Sunday, December 1, 2013

How does modern portfolio management work?

Decide on Strategic Asset Allocation (Benchmark/SAA)
Investment Committee (IC) defines an Asset Allocation for the various Risk Profiles the bank wants to offer their clients. Risk in this sense means, the maximal possible loss. Usually a bank offers at least 15 risk profiles, from bonds only to stocks only (eg. Fixed Income, Yield, Balanced, Growth, Equity in the common reference currencies USD, EUR, CHF). These asset allocations consist of various Asset Classes. The common asset classes are Equity, Bonds, Cash. Since around the year 2000 the asset class alternative investments and a bid later commodities became more popular. This asset allocation is optimized (Diversification) in order to achieve the maximal return with the risk taken. The strategic asset allocation remains unchanged over years. Changes happen when due to longterm market outlook a new asset class is seen to be favorable as for example the asset class “alternative investments”.

Decide on Tactical Asset Allocation (TAA)
Investment Committee reviews the current tactical asset allocation usually several times per month and decides if an adjustment is needed. A change happens several times per year. The bet is taken against the strategic asset allocation. That means because of the current market outlook the Investment Committee meight underweight or overweight TAA against SAA in order to achieve a higher return. Since the tactical/strategic asset allocation (usually) is static, but the asset asset allocations of client portfolios change because of market movementsa decision is needed, when to rebalance back to the static asset allocation. Depending on the banks organization this is made in the Investment Committee or by the portfolio management unit itself.

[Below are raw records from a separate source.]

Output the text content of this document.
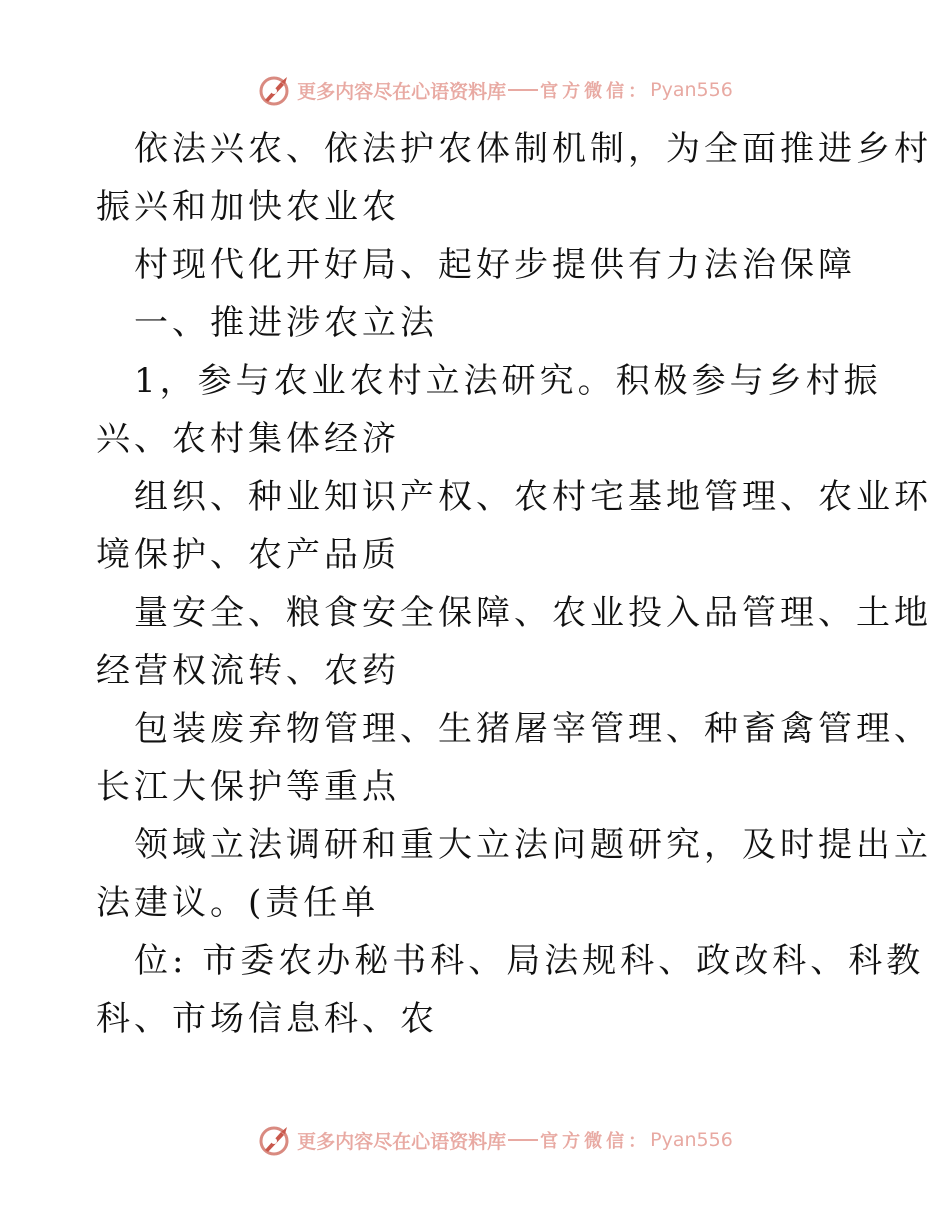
更多内容尽在心语资料库 官方微信： Pyan556
依法兴农、依法护农体制机制，为全面推进乡村
振兴和加快农业农
村现代化开好局、起好步提供有力法治保障
一、推进涉农立法
1，参与农业农村立法研究。积极参与乡村振
兴、农村集体经济
组织、种业知识产权、农村宅基地管理、农业环
境保护、农产品质
量安全、粮食安全保障、农业投入品管理、土地
经营权流转、农药
包装废弃物管理、生猪屠宰管理、种畜禽管理、
长江大保护等重点
领域立法调研和重大立法问题研究，及时提出立
法建议。(责任单
位: 市委农办秘书科、局法规科、政改科、科教
科、市场信息科、农
更多内容尽在心语资料库 官方微信： Pyan556
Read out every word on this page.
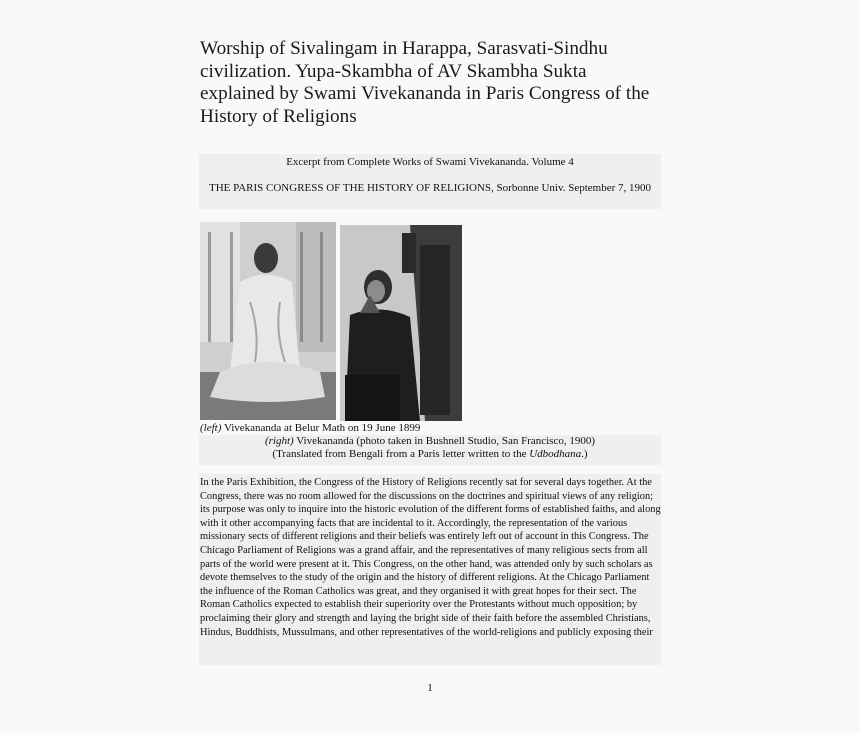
Worship of Sivalingam in Harappa, Sarasvati-Sindhu civilization. Yupa-Skambha of AV Skambha Sukta explained by Swami Vivekananda in Paris Congress of the History of Religions
Excerpt from Complete Works of Swami Vivekananda. Volume 4
THE PARIS CONGRESS OF THE HISTORY OF RELIGIONS, Sorbonne Univ. September 7, 1900
(left) Vivekananda at Belur Math on 19 June 1899
(right) Vivekananda (photo taken in Bushnell Studio, San Francisco, 1900)
(Translated from Bengali from a Paris letter written to the Udbodhana.)
In the Paris Exhibition, the Congress of the History of Religions recently sat for several days together. At the Congress, there was no room allowed for the discussions on the doctrines and spiritual views of any religion; its purpose was only to inquire into the historic evolution of the different forms of established faiths, and along with it other accompanying facts that are incidental to it. Accordingly, the representation of the various missionary sects of different religions and their beliefs was entirely left out of account in this Congress. The Chicago Parliament of Religions was a grand affair, and the representatives of many religious sects from all parts of the world were present at it. This Congress, on the other hand, was attended only by such scholars as devote themselves to the study of the origin and the history of different religions. At the Chicago Parliament the influence of the Roman Catholics was great, and they organised it with great hopes for their sect. The Roman Catholics expected to establish their superiority over the Protestants without much opposition; by proclaiming their glory and strength and laying the bright side of their faith before the assembled Christians, Hindus, Buddhists, Mussulmans, and other representatives of the world-religions and publicly exposing their
1
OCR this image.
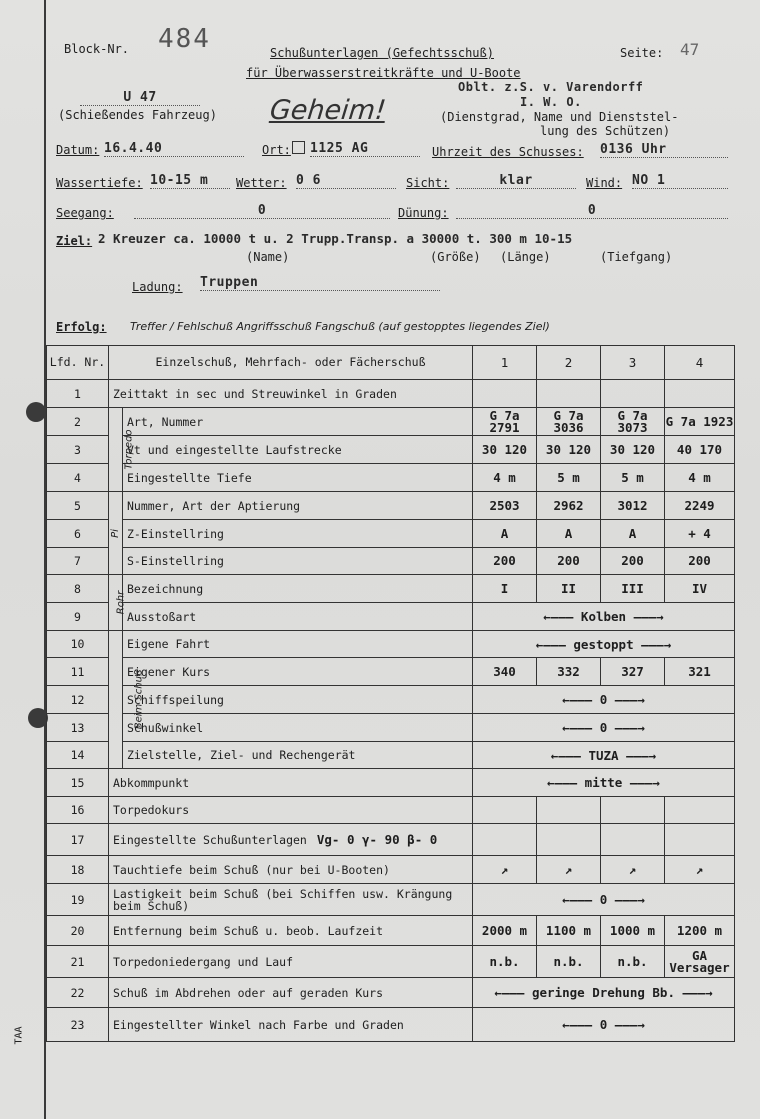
TAA
Block-Nr. 484	Schußunterlagen (Gefechtsschuß)
für Überwasserstreitkräfte und U-Boote
Seite: 47
U 47
(Schießendes Fahrzeug) Geheim!
Oblt. z.S. v. Varendorff
I. W. O.
(Dienstgrad, Name und Dienststel-
lung des Schützen)
Datum: 16.4.40	Ort: 1125 AG	Uhrzeit des Schusses: 0136 Uhr
Wassertiefe: 10-15 m	Wetter: 0 6	Sicht:	klar	Wind: NO 1
Seegang:	0	Dünung:	0
Ziel: 2 Kreuzer ca. 10000 t u. 2 Trupp.Transp. a 30000 t. 300 m 10-15
(Name)	(Größe) (Länge)	(Tiefgang)
Ladung: Truppen
Erfolg: Treffer / Fehlschuß Angriffsschuß Fangschuß (auf gestopptes liegendes Ziel)
Lfd. Nr.	Einzelschuß, Mehrfach- oder Fächerschuß		1	2	3	4
1	Zeittakt in sec und Streuwinkel in Graden					
2	Torpedo	Art, Nummer	G 7a 2791	G 7a 3036	G 7a 3073	G 7a 1923
3		Vt und eingestellte Laufstrecke	30 120	30 120	30 120	40 170
4		Eingestellte Tiefe	4 m	5 m	5 m	4 m
5	Pi	Nummer, Art der Aptierung	2503	2962	3012	2249
6		Z-Einstellring	A	A	A	+ 4
7		S-Einstellring	200	200	200	200
8	Rohr	Bezeichnung	I	II	III	IV
9		Ausstoßart	←——— Kolben ———→
10	Beim Schuß	Eigene Fahrt	←——— gestoppt ———→
11		Eigener Kurs	340	332	327	321
12		Schiffspeilung	←——— 0 ———→
13		Schußwinkel	←——— 0 ———→
14		Zielstelle, Ziel- und Rechengerät	←——— TUZA ———→
15	Abkommpunkt		←——— mitte ———→
16	Torpedokurs					
17	Eingestellte Schußunterlagen Vg- 0 γ- 90 β- 0					
18	Tauchtiefe beim Schuß (nur bei U-Booten)		↗	↗	↗	↗
19	Lastigkeit beim Schuß (bei Schiffen usw. Krängung beim Schuß)		←——— 0 ———→
20	Entfernung beim Schuß u. beob. Laufzeit		2000 m	1100 m	1000 m	1200 m
21	Torpedoniedergang und Lauf		n.b.	n.b.	n.b.	GA Versager
22	Schuß im Abdrehen oder auf geraden Kurs		←——— geringe Drehung Bb. ———→
23	Eingestellter Winkel nach Farbe und Graden		←——— 0 ———→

Within the limitation of the tactical asset allocation specialists from the portfolio management unit decide, which investment products to by or sell. Adjustments are made when the TAA changes, but changes are also made when market conditions and company outlook favor a switch from one instrument into an other. An example: IC decides to overweight stocks US against strategic asset allocation. Tactical asset allocation is increased from 20% to 26%. As as result the PM specialist for US stocks needs to find two US stock investments for 3% each.